W sieci zwolennicy Pana „Siema” są zachwyceni jego decyzją, ale znaczna część internautów ma odmienne zdanie.
Najciekawsze jest to, że Owsiak formalnie ani nie zrezygnował, ani tym bardziej nie mógł wrócić, bo powołuje i odwołuje go rada fundacji, która w ogóle się nie zebrała. Bylo to tylko takie medialne bicie piany dla własnych celów.
Błagania Narodu zostały wysłuchane. Jurek Owsiak przestał robić focha i wraca do prezesowania WOŚP. Okazało się, że koryto jest zbyt mono przyspawane do ….buzi.
— Wiktor Kos (@wiktorkoss) January 19, 2019
Jurek Owsiak mógł poczekać choć do jutra.

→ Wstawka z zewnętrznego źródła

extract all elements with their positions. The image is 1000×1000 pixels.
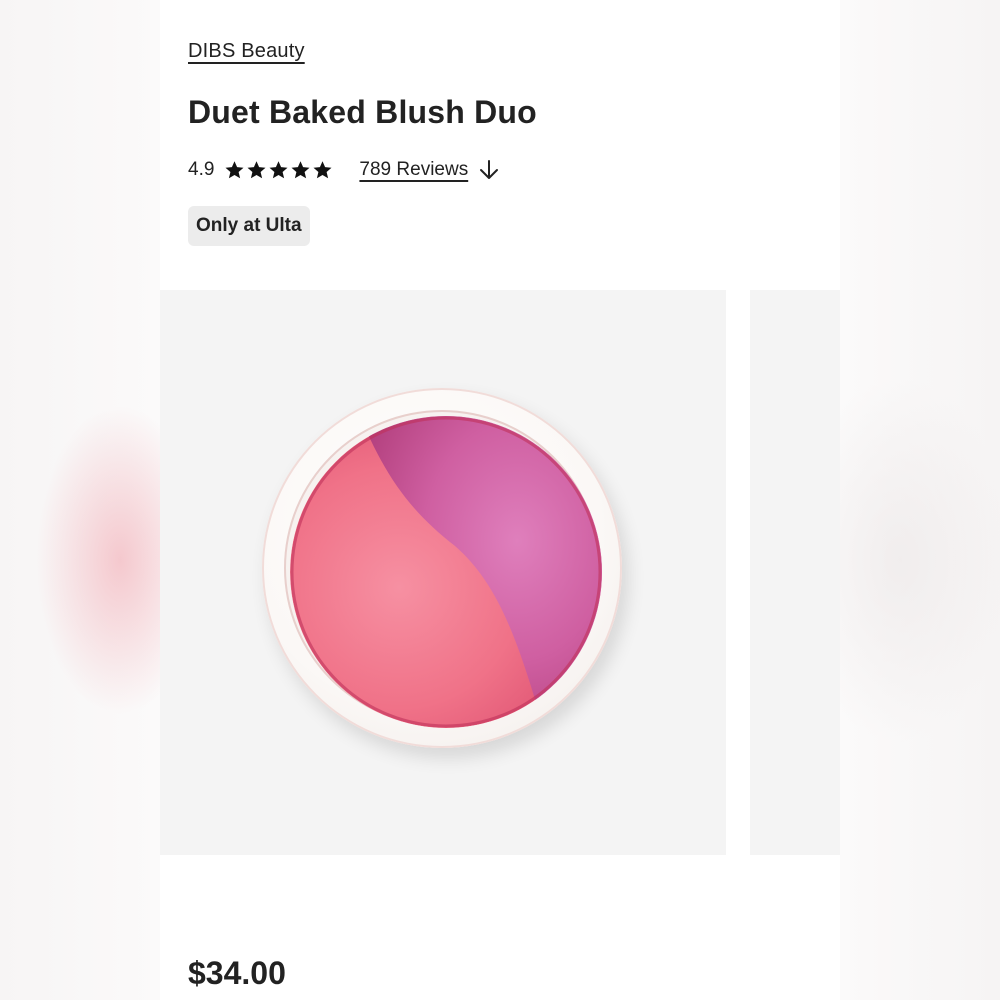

Ale znów skupił się na sobie. Stworzył coś wspaniałego, ale to "ja, ja, ja" nie służy celowi, do którego dąży – pomocy najsłabszym.
— Jacek Gądek (@JacekGadek) January 19, 2019
Kończy się żałoba, więc Jurek Owsiak wraca na stanowisko prezesa #WOŚP. Już jest wszystko dobrze. Nic się nie stało. Gramy dalej. Sie ma.
— Gutab💯 ن (@BatugWojciech) January 19, 2019
W dniu śmierci Prezydenta Adamowicza Jurek Owsiak ogłasza odejście z funkcji lidera (zostaje w zarządzie Fundacji). Rozpętuje się histeria, jakby WOŚP miał upaść. A dziś tuż po pogrzebie Owsiak oświadcza, że pozostanie prezesem Fundacji.